I propose to integrate these perspectives to analyse the way space is mobilised when healthcare professionals discuss evidence production and use to address antimicrobial resistance. By analysing 15 semi-structured interviews with English, Dutch and Swedish medical practitioners, I show that actors mobilise hospital, regional and national boundaries as containers of epidemiological knowledge and clinical governance interventions. By conceiving these as competing spatial imaginaries which influence the perceived truthfulness of knowledge and legitimacy of interventions to address AMR, I highlight that evidence cultures have a spatial character.

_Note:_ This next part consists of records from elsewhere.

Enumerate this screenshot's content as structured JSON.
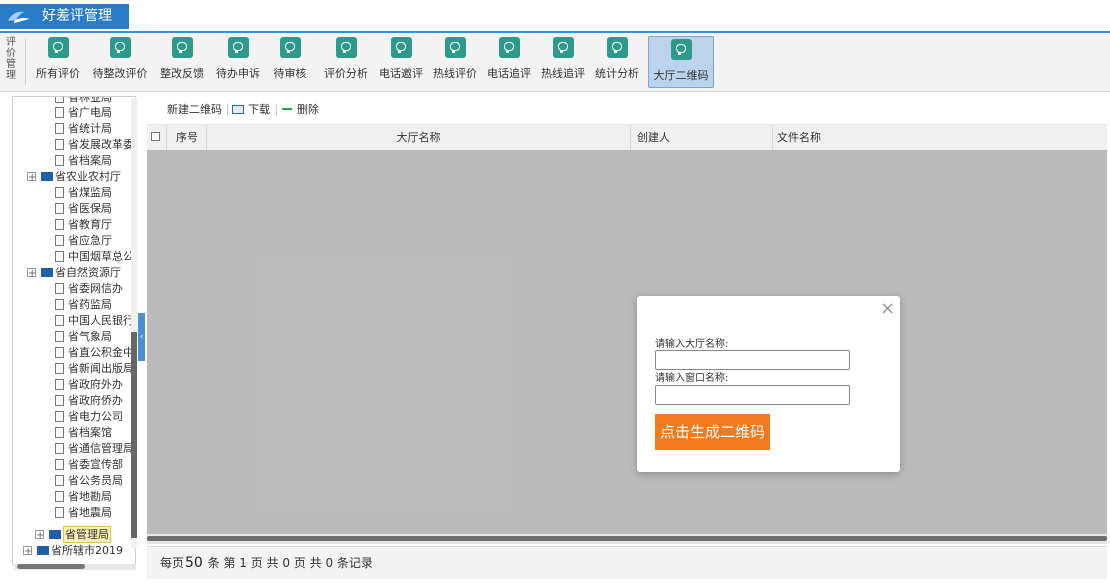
{
  "app": {
    "title": "好差评管理"
  },
  "toolbar": {
    "group_label": "评价管理",
    "buttons": [
      {
        "label": "所有评价"
      },
      {
        "label": "待整改评价"
      },
      {
        "label": "整改反馈"
      },
      {
        "label": "待办申诉"
      },
      {
        "label": "待审核"
      },
      {
        "label": "评价分析"
      },
      {
        "label": "电话邀评"
      },
      {
        "label": "热线评价"
      },
      {
        "label": "电话追评"
      },
      {
        "label": "热线追评"
      },
      {
        "label": "统计分析"
      },
      {
        "label": "大厅二维码"
      }
    ]
  },
  "tree": {
    "items": [
      {
        "label": "省林业局"
      },
      {
        "label": "省广电局"
      },
      {
        "label": "省统计局"
      },
      {
        "label": "省发展改革委"
      },
      {
        "label": "省档案局"
      },
      {
        "label": "省农业农村厅"
      },
      {
        "label": "省煤监局"
      },
      {
        "label": "省医保局"
      },
      {
        "label": "省教育厅"
      },
      {
        "label": "省应急厅"
      },
      {
        "label": "中国烟草总公"
      },
      {
        "label": "省自然资源厅"
      },
      {
        "label": "省委网信办"
      },
      {
        "label": "省药监局"
      },
      {
        "label": "中国人民银行"
      },
      {
        "label": "省气象局"
      },
      {
        "label": "省直公积金中"
      },
      {
        "label": "省新闻出版局"
      },
      {
        "label": "省政府外办"
      },
      {
        "label": "省政府侨办"
      },
      {
        "label": "省电力公司"
      },
      {
        "label": "省档案馆"
      },
      {
        "label": "省通信管理局"
      },
      {
        "label": "省委宣传部"
      },
      {
        "label": "省公务员局"
      },
      {
        "label": "省地勘局"
      },
      {
        "label": "省地震局"
      },
      {
        "label": "省管理局"
      },
      {
        "label": "省所辖市2019"
      }
    ]
  },
  "actions": {
    "new_qr": "新建二维码",
    "download": "下载",
    "delete": "删除"
  },
  "grid": {
    "columns": {
      "seq": "序号",
      "hall_name": "大厅名称",
      "creator": "创建人",
      "file_name": "文件名称"
    }
  },
  "pager": {
    "prefix": "每页",
    "page_size": "50",
    "suffix": "条 第 1 页 共 0 页 共 0 条记录"
  },
  "modal": {
    "close": "×",
    "hall_label": "请输入大厅名称:",
    "window_label": "请输入窗口名称:",
    "hall_value": "",
    "window_value": "",
    "submit": "点击生成二维码"
  },
  "colors": {
    "accent": "#2a7cc7",
    "toolbar_icon": "#2f9a8b",
    "submit": "#f07a1d",
    "delete_icon": "#2e9c48"
  }
}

This paper has the potential to offer various contributions. Firstly, this paper reveals how professionals align themselves to certain forms of evidence and resist others by mobilising spatial boundaries. This occurs within and between institutions, which suggests that evidence cultures are not only an expression of institutional milieu, but also a feature professional socialisation. Secondly, it shows how spatial considerations are an important component within cultures of quantification (Bandola-Gill, 2024). Epidemiological knowledge requires drawing spatial boundaries around patient populations. The multiplicity of these boundaries can create sources of tension. This idea of tension and contestation also problematises the idea of a linear-top-down evidence hierarchy. How actors mobilise space when producing and using epidemiological knowledge therefore offers an interesting provocation for rethinking evidence hierarchies.